They Can’t Get That Anywhere

I have a nagging critique that dogs a lot of my ministry work, especially work with youth: not Christian enough.

That our relationships with youth must issue in distinctively Christian expressions, like prayer or devotional lessons–and that interactions with youth that lack those expressions are fine but not really “ministry”–is a weight that I think a lot of us are bearing for no good reason. It’s the “They could get ‘relationships’ anywhere” dig.

The problem with that thinking is that trusting and reciprocal relationships with adults who aren’t their parents and aren’t paid to spend time with them can’t, for most youth, be had anywhere. We have multiplied the number of adults in relationship with teenagers to include coaches, teachers, tutors, scout leaders, college advisers, and so on. Yet all of those adults, in addition to being paid for their time with youth, have an agenda for them. It’s a good agenda, sure. But it’s an agenda.
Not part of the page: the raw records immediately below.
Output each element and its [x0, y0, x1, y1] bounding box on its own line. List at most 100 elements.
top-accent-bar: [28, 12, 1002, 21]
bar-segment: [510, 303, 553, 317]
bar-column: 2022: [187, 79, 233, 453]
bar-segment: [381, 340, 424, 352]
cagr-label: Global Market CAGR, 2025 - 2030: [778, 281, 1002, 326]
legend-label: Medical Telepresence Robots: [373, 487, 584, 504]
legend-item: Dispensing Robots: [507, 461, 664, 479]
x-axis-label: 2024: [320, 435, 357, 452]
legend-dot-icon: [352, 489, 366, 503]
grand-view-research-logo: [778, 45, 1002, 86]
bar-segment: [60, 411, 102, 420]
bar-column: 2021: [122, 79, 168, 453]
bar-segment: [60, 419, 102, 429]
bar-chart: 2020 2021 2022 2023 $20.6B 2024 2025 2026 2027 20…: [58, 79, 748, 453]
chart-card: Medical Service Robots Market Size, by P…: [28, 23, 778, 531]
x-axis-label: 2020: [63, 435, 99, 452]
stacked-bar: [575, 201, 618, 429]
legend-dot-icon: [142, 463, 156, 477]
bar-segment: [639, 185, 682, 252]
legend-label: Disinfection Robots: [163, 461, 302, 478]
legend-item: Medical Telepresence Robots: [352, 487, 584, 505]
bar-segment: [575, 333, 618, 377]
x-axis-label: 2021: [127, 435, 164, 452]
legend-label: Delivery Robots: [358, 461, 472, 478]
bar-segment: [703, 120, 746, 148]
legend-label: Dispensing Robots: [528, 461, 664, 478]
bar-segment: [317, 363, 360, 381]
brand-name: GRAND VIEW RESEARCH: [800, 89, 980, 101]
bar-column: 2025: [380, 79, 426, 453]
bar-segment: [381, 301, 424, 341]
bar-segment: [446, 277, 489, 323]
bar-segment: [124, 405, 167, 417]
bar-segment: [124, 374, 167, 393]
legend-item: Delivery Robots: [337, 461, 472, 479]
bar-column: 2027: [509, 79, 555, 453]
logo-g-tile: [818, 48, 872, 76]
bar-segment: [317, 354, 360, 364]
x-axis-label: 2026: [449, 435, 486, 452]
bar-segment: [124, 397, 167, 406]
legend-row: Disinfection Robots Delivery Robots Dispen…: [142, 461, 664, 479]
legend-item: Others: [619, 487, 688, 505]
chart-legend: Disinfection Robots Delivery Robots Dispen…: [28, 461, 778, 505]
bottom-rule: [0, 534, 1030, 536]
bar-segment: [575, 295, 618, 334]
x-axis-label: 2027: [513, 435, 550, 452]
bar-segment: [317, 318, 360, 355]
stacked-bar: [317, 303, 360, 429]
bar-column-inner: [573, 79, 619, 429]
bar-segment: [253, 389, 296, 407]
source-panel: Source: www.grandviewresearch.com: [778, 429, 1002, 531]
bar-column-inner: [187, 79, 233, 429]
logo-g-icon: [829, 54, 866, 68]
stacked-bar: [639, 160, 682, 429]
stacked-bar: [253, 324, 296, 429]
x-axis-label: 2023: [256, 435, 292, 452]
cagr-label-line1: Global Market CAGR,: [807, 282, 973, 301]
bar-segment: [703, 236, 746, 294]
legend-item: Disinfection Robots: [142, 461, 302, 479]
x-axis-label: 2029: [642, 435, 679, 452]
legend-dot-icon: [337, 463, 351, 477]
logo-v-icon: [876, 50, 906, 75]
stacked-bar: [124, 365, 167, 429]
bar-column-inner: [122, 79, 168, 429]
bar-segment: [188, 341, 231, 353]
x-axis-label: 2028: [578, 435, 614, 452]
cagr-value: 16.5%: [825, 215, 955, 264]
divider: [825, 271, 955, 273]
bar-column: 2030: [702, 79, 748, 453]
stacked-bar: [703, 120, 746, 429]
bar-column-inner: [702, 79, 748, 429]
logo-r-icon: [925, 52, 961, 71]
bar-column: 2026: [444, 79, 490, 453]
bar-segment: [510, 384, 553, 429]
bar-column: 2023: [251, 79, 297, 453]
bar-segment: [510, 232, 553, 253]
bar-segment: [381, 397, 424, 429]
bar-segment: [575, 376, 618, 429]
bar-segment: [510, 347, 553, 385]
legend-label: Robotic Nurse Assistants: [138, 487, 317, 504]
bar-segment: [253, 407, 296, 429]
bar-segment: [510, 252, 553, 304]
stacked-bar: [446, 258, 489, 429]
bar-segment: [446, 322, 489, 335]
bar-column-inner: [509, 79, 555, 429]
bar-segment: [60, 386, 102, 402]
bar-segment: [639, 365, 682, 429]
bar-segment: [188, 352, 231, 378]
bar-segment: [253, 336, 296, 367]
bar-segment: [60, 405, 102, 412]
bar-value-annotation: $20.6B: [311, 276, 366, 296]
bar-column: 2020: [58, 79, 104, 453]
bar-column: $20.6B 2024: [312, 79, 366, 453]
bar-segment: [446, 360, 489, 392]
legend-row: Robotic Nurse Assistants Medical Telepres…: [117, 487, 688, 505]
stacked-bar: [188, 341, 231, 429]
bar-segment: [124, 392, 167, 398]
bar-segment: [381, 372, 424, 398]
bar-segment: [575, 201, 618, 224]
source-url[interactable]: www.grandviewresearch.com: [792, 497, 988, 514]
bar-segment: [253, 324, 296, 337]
Youth ministry should offer teenagers relationships with adults and a community of peers that wants nothing more of them than their very human Child-of-God selves. Share the gospel with them, yes. Study Scripture. Pray, please. But let’s stop banging our head against our Bibles if our gatherings with some youth don’t contain those distinctively Christian expressions.

We are the distinctively Christian expression. Us and our theological vision that squints to see teenagers as God sees them: inherently valuable and worth a universe of attention and time.

Nobody is saying this more clearly today than Andy Root.

4 thoughts on “They Can’t Get That Anywhere

  1. I totally agree with Andy’s take on this. The problem, of course, is that professional youth workers are also paid for their time with youth and usually have an agenda, whether it is saving souls, behavior modification, or to gather enough youth to justify and keep their jobs. The challenge is to convince youth workers and their churches that this agenda-less idea is vital and necessary. And, even more difficult in my experience, is convincing non-paid youth workers that this kind of relationship is critical and way more important than the hour or so they give on Sunday.

    1. For sure. We’re paid, but I wonder if we should start thinking of our work primarily in terms of the adult volunteers and convincing them of the value of this approach.